Un ingegnoso interruttore “on-off”
Nel dettaglio l’interruttore transgenico creato dai ricercatori dello Scripps Research deriva da una famiglia di molecole di RNA chiamate “ribozimi a testa di martello” (ribozima hammerhead), cioè un particolare tipo di RNA (il ribozima) in grado di catalizzare una reazione chimica come gli enzimi, che invece sono proteine. I ribozimi hammerhead in particolare hanno la capacità di dividersi in due non appena sono copiati in RNA dal DNA che li codifica. Se il DNA codificante un ribozima hammerhead viene quindi inserito all’interno di un gene terapeutico, porterà alla scissione dell’RNA prima che possa portare alla produzione delle proteine desiderate. Tuttavia, questa auto-scissione del ribozima può essere bloccata dai morfolino, che essendo oligonucleotidi antisenso simili all'RNA possono agganciarsi al sito attivo del ribozima bloccandolo. In questo caso la trascrizione del gene terapeutico rimarrà intatta e questo sarà tradotto nella proteina che potrà svolgere la sua funzione “curativa”. Il ribozima agisce quindi come un interruttore in grado di “spegnere” il gene terapeutico, mentre il morfolino, iniettato nel tessuto in cui si trova il gene, funziona come una sorta di “antidoto” che può riattivare il gene in maniera dipendente dalla dose in cui viene somministrato.

La ricerca in vivo
Dopo aver valutato e scelto il tipo di ribozima più adatto, che permettesse un maggior intervallo di modulazione dell’attività, i ricercatori lo hanno testato in un modello murino di terapia genica EPO, non ancora approvata dalla FDA, ma considerata potenzialmente migliore degli attuali trattamenti per l’anemia associata a grave malattia renale. Il team guidato da Farzan ha iniettato, nel tessuto muscolare dei topi, un gene terapeutico EPO con incorporato un ribozima che ha soppresso la produzione di EPO fino a un livello molto basso. In seguito, l’iniezione di una piccola dose di morfolino nel tessuto interessato ha invertito la soppressione in maniera efficace, consentendo una regolazione dose-dipendente dell'espressione proteica fino a 223 volte per almeno 43 settimane. Un tempo molto maggiore rispetto all’emivita di alcune ore dell’EPO erogata con un'iniezione standard.

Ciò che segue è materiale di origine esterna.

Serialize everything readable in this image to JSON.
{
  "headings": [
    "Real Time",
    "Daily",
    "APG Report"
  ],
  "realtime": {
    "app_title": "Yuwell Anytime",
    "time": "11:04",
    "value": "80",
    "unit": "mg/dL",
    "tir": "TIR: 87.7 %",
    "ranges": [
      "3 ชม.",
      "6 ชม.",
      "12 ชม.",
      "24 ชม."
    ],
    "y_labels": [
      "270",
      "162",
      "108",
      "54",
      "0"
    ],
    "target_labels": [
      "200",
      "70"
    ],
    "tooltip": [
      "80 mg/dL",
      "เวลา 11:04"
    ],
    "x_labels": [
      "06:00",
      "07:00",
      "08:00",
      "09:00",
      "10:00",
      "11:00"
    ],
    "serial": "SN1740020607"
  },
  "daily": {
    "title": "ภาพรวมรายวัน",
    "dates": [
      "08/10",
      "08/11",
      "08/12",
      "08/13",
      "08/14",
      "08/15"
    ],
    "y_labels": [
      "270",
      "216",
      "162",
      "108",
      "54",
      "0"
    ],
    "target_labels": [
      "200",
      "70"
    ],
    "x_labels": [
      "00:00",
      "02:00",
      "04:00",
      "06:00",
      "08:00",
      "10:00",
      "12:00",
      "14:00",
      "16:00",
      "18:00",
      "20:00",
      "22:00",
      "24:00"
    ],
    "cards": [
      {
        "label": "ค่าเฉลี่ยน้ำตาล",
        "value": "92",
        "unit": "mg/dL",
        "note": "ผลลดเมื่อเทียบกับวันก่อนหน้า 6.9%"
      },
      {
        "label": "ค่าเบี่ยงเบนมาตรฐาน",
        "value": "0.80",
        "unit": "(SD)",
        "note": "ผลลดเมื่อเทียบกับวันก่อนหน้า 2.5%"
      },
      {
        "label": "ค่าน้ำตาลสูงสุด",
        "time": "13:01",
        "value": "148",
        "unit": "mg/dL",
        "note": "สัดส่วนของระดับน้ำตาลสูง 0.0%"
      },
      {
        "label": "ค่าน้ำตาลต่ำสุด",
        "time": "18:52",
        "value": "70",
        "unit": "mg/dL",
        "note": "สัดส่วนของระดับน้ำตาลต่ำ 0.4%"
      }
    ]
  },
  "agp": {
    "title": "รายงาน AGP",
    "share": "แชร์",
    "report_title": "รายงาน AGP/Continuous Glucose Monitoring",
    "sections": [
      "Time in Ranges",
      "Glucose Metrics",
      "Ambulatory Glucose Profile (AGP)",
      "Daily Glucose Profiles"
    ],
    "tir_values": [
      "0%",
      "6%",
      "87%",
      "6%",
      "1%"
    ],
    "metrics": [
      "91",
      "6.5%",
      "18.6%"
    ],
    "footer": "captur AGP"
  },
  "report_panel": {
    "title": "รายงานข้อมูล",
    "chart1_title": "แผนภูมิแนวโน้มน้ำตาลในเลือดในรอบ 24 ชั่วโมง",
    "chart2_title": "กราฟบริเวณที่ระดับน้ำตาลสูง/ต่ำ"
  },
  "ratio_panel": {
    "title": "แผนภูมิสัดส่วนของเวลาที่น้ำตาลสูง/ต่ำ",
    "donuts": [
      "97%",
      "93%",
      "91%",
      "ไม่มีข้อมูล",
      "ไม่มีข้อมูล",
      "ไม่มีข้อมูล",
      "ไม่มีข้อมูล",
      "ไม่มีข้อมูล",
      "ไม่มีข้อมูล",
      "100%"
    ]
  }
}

“Penso che il nostro approccio offra attualmente l'unico sistema in grado di regolare la dose di una terapia genica in un animale o in un essere umano” ha affermato Farzan, che ha anche aggiunto come la tecnica sia relativamente semplice e agevolata dal fatto che il morfolino è un oligonucleotide antisenso già studiato e considerato sicuro dall’ FDA. Il che potrebbe consentirne l'utilizzo in un'ampia varietà di terapie geniche. “Questi interruttori a RNA, modulari ed efficienti, possono migliorare la sicurezza e l'efficacia delle terapie geniche e ampliarne l'utilizzo” hanno concluso gli autori del lavoro.